Fuel network check test reports failure for Neutron DHCP servers

Bug #1463935 reported by Chris Clason
6
This bug affects 1 person
Affects Status Importance Assigned to Milestone
Fuel for OpenStack
Fix Released
High
Łukasz Oleś
6.0.x
Won't Fix
High
Fuel Python (Deprecated)
6.1.x
Won't Fix
High
Fuel Python (Deprecated)
7.0.x
Fix Released
High
Łukasz Oleś

Bug Description

When adding additional nodes to an existing cloud deployed by Fuel, the end users may run the network validation check to make sure the new nodes and/or additional switches are properly configured. If the cloud has active tenants, the Fuel network check detects the tenant DHCP servers and reports a network check failure.

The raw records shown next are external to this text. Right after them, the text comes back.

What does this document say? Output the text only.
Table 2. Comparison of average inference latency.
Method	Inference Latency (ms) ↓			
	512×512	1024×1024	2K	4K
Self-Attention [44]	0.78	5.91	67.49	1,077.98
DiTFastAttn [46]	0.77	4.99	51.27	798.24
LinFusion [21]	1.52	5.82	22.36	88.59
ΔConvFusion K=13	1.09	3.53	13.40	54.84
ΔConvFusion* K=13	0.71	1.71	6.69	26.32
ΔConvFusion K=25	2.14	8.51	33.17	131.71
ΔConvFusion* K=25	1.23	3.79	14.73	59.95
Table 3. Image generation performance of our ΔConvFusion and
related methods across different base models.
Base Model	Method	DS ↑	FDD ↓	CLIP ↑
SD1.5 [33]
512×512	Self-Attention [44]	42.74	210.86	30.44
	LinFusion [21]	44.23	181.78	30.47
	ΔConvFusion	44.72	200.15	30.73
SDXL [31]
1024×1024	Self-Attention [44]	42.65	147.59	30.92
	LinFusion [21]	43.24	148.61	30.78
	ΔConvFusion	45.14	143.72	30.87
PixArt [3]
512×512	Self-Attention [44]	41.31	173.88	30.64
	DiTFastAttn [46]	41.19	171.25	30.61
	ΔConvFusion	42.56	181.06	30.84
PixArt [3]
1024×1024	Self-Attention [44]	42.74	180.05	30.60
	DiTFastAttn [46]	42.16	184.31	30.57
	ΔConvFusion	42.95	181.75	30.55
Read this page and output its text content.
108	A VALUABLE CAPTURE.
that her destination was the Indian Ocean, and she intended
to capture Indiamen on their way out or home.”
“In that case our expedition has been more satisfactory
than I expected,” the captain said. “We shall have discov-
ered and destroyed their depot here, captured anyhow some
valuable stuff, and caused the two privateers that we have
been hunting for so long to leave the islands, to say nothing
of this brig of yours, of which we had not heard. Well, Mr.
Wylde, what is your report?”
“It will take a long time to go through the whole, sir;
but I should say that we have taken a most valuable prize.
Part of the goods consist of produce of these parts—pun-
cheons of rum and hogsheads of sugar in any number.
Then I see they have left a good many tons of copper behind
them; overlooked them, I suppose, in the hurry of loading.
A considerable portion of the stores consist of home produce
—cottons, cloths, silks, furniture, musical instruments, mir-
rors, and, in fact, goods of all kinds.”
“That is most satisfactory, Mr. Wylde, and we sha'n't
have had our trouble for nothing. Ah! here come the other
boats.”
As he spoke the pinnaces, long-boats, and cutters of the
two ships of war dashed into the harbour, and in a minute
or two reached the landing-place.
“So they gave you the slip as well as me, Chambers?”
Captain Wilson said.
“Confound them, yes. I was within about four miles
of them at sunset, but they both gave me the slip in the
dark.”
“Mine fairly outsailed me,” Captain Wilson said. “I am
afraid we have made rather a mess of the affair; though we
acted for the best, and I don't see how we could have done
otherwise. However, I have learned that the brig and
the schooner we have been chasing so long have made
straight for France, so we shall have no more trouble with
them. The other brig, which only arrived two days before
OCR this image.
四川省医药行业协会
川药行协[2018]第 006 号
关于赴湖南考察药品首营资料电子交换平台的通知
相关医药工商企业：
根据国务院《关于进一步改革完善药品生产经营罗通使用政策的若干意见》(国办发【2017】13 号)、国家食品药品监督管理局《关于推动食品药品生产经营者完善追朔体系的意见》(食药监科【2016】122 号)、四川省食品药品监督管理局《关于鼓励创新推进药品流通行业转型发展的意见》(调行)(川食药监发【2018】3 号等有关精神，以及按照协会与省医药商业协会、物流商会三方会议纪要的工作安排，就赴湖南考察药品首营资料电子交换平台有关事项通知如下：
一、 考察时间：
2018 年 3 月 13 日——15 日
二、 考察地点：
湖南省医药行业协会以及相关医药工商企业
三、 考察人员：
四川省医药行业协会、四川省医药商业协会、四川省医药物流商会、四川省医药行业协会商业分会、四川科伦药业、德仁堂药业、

One suggestion is to parse out the DHCP servers detected with MAC addresses from the virtual MAC address range set by Fuel for clouds that are already deployed and do not cause these to fail the check. This does not require access to the OpenStack environment.

If access to the environment is permissible (user provides admin credentials), neutron can be queried to exclude the specific DHCP server MAC's used by tenants. This is probably overkill, but is one option.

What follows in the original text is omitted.